The United Brotherhood of Carpenters and Joiners long has had corruption problems. The union’s St. Louis-Kansas City Regional Council might well qualify as its corruption leader. Two years ago, Jonathan Gould, a union member and former compliance officer for the council, filed a civil racketeering suit in Missouri state court accusing council officials of “embezzling money from members to inflate their own pensions and cash in on travel perks for spouses,” plus acts of sexual harassment, assault, drunk driving, and drug abuse. The council, which consists of 34 unions in Kansas, Missouri and Illinois representing about 22,000 members, has responded with a blitz of counterclaims. Matters have yet to be settled.

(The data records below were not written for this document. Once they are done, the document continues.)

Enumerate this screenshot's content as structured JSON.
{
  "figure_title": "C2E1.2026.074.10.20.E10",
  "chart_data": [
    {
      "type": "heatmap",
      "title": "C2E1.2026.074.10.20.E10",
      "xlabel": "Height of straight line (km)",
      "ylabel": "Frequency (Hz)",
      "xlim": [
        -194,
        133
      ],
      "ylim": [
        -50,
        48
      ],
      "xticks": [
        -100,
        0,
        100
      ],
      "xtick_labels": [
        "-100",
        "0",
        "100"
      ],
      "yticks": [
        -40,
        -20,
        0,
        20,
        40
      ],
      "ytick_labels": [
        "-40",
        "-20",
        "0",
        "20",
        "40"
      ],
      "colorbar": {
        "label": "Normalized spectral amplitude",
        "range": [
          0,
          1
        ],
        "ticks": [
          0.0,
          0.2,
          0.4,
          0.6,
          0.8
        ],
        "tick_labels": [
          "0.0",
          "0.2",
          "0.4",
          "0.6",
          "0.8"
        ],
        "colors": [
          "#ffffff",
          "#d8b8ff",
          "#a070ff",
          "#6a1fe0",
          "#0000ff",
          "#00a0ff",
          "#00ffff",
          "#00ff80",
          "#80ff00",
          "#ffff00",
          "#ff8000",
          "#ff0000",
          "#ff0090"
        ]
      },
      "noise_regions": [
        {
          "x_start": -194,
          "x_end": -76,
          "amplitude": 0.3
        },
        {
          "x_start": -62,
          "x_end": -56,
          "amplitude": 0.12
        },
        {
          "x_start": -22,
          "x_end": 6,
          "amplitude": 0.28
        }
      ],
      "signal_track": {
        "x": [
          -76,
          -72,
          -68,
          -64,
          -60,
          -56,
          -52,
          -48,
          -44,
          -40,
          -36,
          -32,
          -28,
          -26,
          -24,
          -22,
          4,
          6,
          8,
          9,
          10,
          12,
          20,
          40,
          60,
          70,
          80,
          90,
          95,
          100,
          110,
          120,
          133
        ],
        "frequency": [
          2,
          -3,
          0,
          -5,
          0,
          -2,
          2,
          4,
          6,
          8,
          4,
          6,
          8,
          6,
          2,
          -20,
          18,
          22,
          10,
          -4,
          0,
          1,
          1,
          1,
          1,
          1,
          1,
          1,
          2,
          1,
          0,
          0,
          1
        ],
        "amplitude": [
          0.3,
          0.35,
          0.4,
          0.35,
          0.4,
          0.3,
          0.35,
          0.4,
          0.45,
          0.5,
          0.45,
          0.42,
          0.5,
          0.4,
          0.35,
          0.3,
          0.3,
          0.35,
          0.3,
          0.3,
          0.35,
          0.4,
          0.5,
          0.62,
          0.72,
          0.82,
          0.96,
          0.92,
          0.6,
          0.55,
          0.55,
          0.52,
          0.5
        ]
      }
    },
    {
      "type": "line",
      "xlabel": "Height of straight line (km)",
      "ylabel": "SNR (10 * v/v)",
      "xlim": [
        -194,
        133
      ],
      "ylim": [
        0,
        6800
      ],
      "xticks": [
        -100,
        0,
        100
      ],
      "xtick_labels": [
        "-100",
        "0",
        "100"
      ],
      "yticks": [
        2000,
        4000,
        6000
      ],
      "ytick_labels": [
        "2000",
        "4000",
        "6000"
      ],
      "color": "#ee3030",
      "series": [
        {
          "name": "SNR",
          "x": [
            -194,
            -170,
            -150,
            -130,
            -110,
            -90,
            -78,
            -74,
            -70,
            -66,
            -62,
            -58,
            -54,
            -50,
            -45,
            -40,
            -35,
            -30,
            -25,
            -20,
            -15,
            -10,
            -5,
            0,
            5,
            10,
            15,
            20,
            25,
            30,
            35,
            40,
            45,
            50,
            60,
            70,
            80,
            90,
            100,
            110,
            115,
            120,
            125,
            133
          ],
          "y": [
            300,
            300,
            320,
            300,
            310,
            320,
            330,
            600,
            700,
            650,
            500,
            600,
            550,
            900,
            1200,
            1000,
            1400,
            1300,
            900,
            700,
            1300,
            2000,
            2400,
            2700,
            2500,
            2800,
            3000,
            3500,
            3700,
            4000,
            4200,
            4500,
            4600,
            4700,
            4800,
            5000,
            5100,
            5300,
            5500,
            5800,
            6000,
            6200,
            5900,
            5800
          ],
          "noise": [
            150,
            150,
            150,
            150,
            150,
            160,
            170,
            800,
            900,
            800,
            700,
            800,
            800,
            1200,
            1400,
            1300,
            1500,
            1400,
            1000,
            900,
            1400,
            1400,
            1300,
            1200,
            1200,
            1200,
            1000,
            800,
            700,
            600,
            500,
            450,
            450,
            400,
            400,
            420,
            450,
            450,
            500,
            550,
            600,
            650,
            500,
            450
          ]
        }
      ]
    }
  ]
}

The roots of this legal tug of war go back several years. Jonathan Gould, a floor tile layer from Edwardsville, Ill. who still describes himself as a “strong union man,” during the summer of 2014 had accepted the nomination for head of the board of the St. Louis-based council. Longtime incumbent Terrence Nelson didn’t like that. Just moments later, Nelson told him, “You just lost your (expletive) job.” Gould ran anyway, frequently denouncing acts of theft and fraud by council leaders. For years, he charged, the council had inflated paychecks and pensions for 51 executives through an “illegal vehicle policy” and had misspent dues on such items as airfare for union spouses and alcohol purchases at conventions. Gould also accused council leaders of spreading defamatory rumors that he had suffered mental breakdowns and accepted kickbacks from a secret contractor program. The mere fact that the St. Louis-Kansas City Regional Council had so many “executives” suggested he had a point.
The campaign was unsuccessful. Nelson was re-elected. But his tenure would be brief. In October 2015 he retired, making way for his hand-picked successor, Al Bond Jr. As for Gould, he had been fired in August 2014. Two years later, in August 2016, he filed suit in Missouri state court against the council and its eight top officials, charging, “Union dues are being appropriated, stolen, embezzled and converted from the union coffers to inflate the pensions of Carpenters’ officials without the consent of the union members.” Carpenters representatives, alleged Gould, had committed the following offenses: failed drug tests; multiple DUIs; loss of driver’s license; indecent exposure to a girlfriend of a prominent Illinois developer; sending an unqualified stepson of a nonmember to a job site, who subsequently was injured on the job; assault against a representative and a member; taking an unauthorized trip to Hawaii; unexplained work tardiness and absenteeism. Not only did the council allegedly ignore this behavior, it spent millions of dollars in member dues on legal fees to protect itself from the consequences.
The defendants, in response, filed a series of counterclaims. The council claims that Gould was forced out legally, having served in an appointed position and losing the 2014 election. It also states that the allegedly defamatory statements made by various officials were opinions, not facts, and that if they made them, they did so without knowing they were false. Additionally, said lawyers for the council, the National Labor Relations Board earlier had dismissed an Unfair Labor Practices suit by Gould for lack of evidence. Gould believes he has plenty of evidence on his side. The case went to trial in circuit court on February 5 of this year. After several motions by each side, on August 2 the court granted the union a motion to dismiss the charges and ordered the case remanded to the Circuit Court of the City of St. Louis. Because the case was dismissed “without prejudice,” Gould retains the right to refile charges at a later date.
All this should be put in the context of the battle in Missouri over Right to Work legislation. As Union Corruption Update explained (here and here), the state until recently had been union monopoly territory. Private-sector nonunion workers covered by union contract were required to pay partial dues (“agency fees”) or face termination. That changed early in 2017 when Republican lawmakers, supported by new (and now former) Governor Eric Greitens, passed a law repealing the mandate. Missouri now was the nation’s 28th Right to Work state. Organized labor officials responded by launching a drive to overturn the law via a ballot referendum, Proposition A. Unions spent $15 million knocking on doors, making phone calls and collecting signatures. The effort paid off. On August 7, voters approved the measure. Carpenters Regional Council Director Al Bond was a key figure in this campaign. Indeed, Greitens’ predecessor, Jay Nixon, personally congratulated Bond for working to protect his veto of similar legislation back in 2015. It is therefore reasonable to say that if reluctant joiners and fee payers had the freedom to withhold dues all this time, the funds available for misuse and coverup would have been smaller. And if that were the case, the alleged corruption and ensuing lawsuits likely never would have happened.